Put the coal cinders into clean water and rinse for 2 days, then grind, rinse, dry naturally, and screen to obtain 20 g of coal cinders with a particle size of 0.15 mm or less. Add 50 mL of 4.0 mol/L H ₂ SO ₄ solution to the above cinder, shake for 8 hours at a vibration speed of 200 r/min, then wash with water until SO ₄ ^2- is not contained, and air-dry for later use; put the obtained solid into 500 mL Add 200mL of 0.03mol/L LaCl ₃ 6H ₂ O solution to the conical flask, seal the conical flask and place it in a constant temperature shaker at 35°C, vibrate at a speed of 200r/min for 2h, filter and collect the solid Material: Add the solid material to 200mL of 0.04mol/L CTMAB solution, shake in a water bath at 45°C for 15h, filter and wash with deionized water until neutral, and place the solid material in an oven at 100°C to dry Dry, that is La-CTMAB modified cinder 3.

Example 4

Same as Example 3, the difference is that 2.0 mol/L H ₂ SO ₄ solution is added to the coal slag, and shaken for 10 h.

Example 5

Same as Example 3, except that the Erlenmeyer flask was sealed and placed in a constant temperature shaker at 30°C, and shaken at a speed of 200r/min for 4h.

comparative example

Put the coal cinders into clean water and wash them for 2 days, then grind them, rinse them, dry them naturally, and screen them to get coal cinders with a particle size below 0.15mm, which will be directly used as molybdenum adsorption materials.

The coal slag adsorption materials prepared in the above-mentioned Examples 1-5 and Comparative Examples were respectively subjected to molybdenum removal adsorption tests, and the experimental water was self-mixed molybdenum sewage with sodium molybdate (Na ₂ MoO ₄ ), and its Mo(VI) concentration was 5.0 mg/L. The adsorption material is 0.1g, the molybdate solution is 50mL, the adsorption time is 10h, the pH of the solution is adjusted to 3.0 with dilute sulfuric acid, the water temperature is 25°C, and the oscillation speed is 150r/min.

Test data shows that the adsorption material obtained in Examples 1-5 of the present invention has a very significant removal efficiency for molybdate in sewage (as shown in Table 1). When the concentration of molybdate was 5.0 mg/L, the removal rate of molybdenum by the adsorption materials 1-5 was significantly higher than that of the comparison adsorption materials.

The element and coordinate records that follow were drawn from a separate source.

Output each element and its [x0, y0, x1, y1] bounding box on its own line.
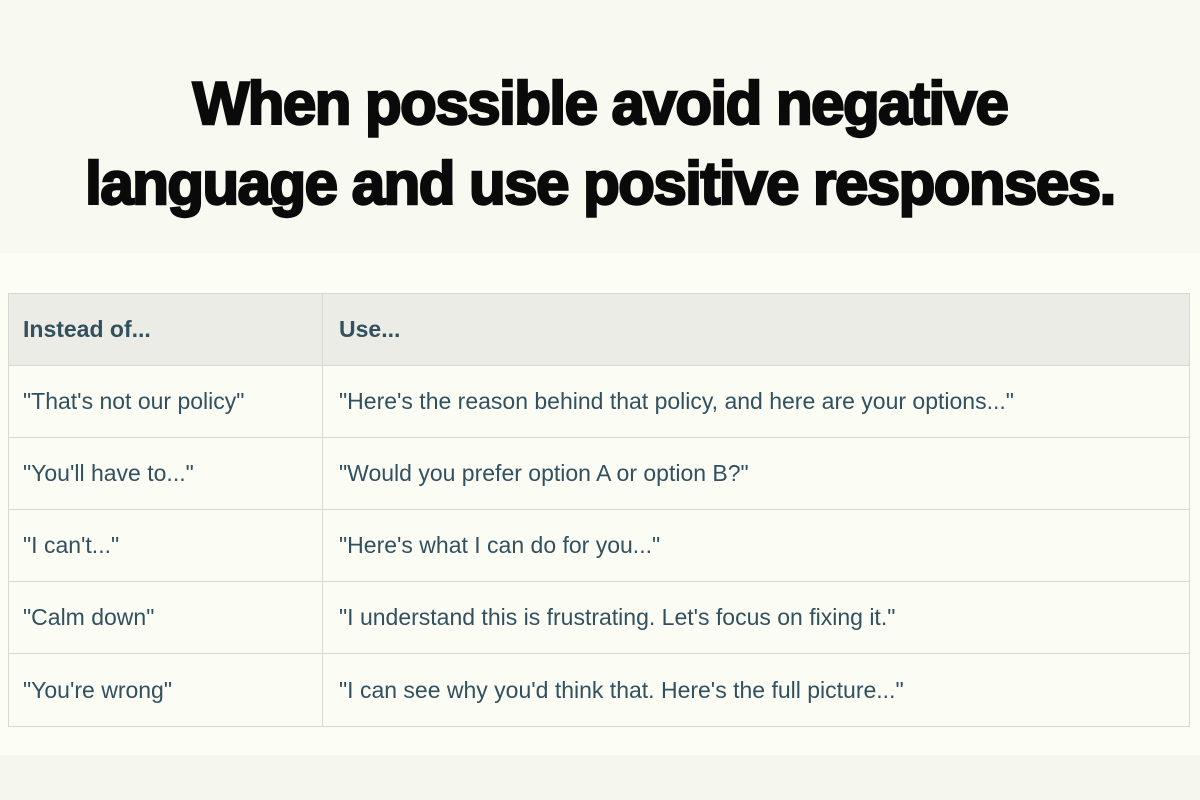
table-row: "Calm down" "I understand this is frustr…: [9, 582, 1189, 654]
table-header-row: Instead of... Use...: [9, 294, 1189, 366]
table-row: "I can't..." "Here's what I can do for y…: [9, 510, 1189, 582]
background-bottom: [0, 755, 1200, 800]
table-cell-instead: "You'll have to...": [9, 438, 323, 509]
table-cell-use: "I understand this is frustrating. Let's…: [339, 604, 896, 630]
page-title: When possible avoid negative language an…: [0, 64, 1200, 224]
column-header-instead-of: Instead of...: [9, 294, 323, 365]
table-row: "You're wrong" "I can see why you'd thin…: [9, 654, 1189, 726]
table-cell-use: "Here's the reason behind that policy, a…: [339, 388, 1014, 414]
table-cell-instead: "You're wrong": [9, 654, 323, 726]
column-header-use: Use...: [339, 316, 401, 342]
table-cell-use: "Would you prefer option A or option B?": [339, 460, 749, 486]
table-cell-use: "I can see why you'd think that. Here's …: [339, 676, 904, 703]
comparison-table: Instead of... Use... "That's not our pol…: [8, 293, 1190, 727]
table-cell-instead: "Calm down": [9, 582, 323, 653]
table-cell-use: "Here's what I can do for you...": [339, 532, 661, 558]
table-cell-instead: "That's not our policy": [9, 366, 323, 437]
table-row: "You'll have to..." "Would you prefer op…: [9, 438, 1189, 510]
background-top: [0, 0, 1200, 253]
page-title-line1: When possible avoid negative: [191, 69, 1010, 138]
table-row: "That's not our policy" "Here's the reas…: [9, 366, 1189, 438]
table-cell-instead: "I can't...": [9, 510, 323, 581]
page-title-line2: language and use positive responses.: [84, 149, 1118, 218]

Table 1 Different embodiment removes molybdenum experimental result

Example 1 Example 2 Example 3 Example 4 Example 5 comparative example Mo equilibrium concentration (mg/L) 0.33 0.29 0.16 0.25 0.18 1.82 Removal rate (%) 93.40 94.20 96.80 95.00 96.40 63.60

Claims (1)

1. a kind of preparation method of the water body molybdate adsorbent based on solid waste cinder is it is characterised in that include following walking Rapid:

(1) cinder is put into and in clear water, washes away 2d, carry out afterwards grinding, rinse, spontaneously dry, screening obtain particle diameter 0.15mm with Under cinder；

(2) by the h of 2.0-4.0mol/l₂so₄Solution is added to above-mentioned cinder, vibrates 8-10h, and vibration velocity is 200r/min, uses afterwards Water washing is to no longer containing so₄ ^2-, air-dry standby；

(3) solid obtaining step (2) is put in conical flask, and adds the lacl of 0.01-0.03mol/l₃·6h₂O is molten Liquid, is placed in after conical flask is sealed in 30-35 DEG C of constant temperature oscillator, with the velocity fluctuation 2-4h of 150-200r/min, filters simultaneously Collection obtains solid material；

(4) solid material obtaining step (3) is added in the ctmab solution of 0.02-0.04mol/l, in 25-45 DEG C of water-bath Middle vibration 12-15h, is washed with deionized to neutrality after filtration, and this solid material is placed in baking in 80-100 DEG C of baking oven Dry, obtain la-ctmab modified coal slag adsorbing material.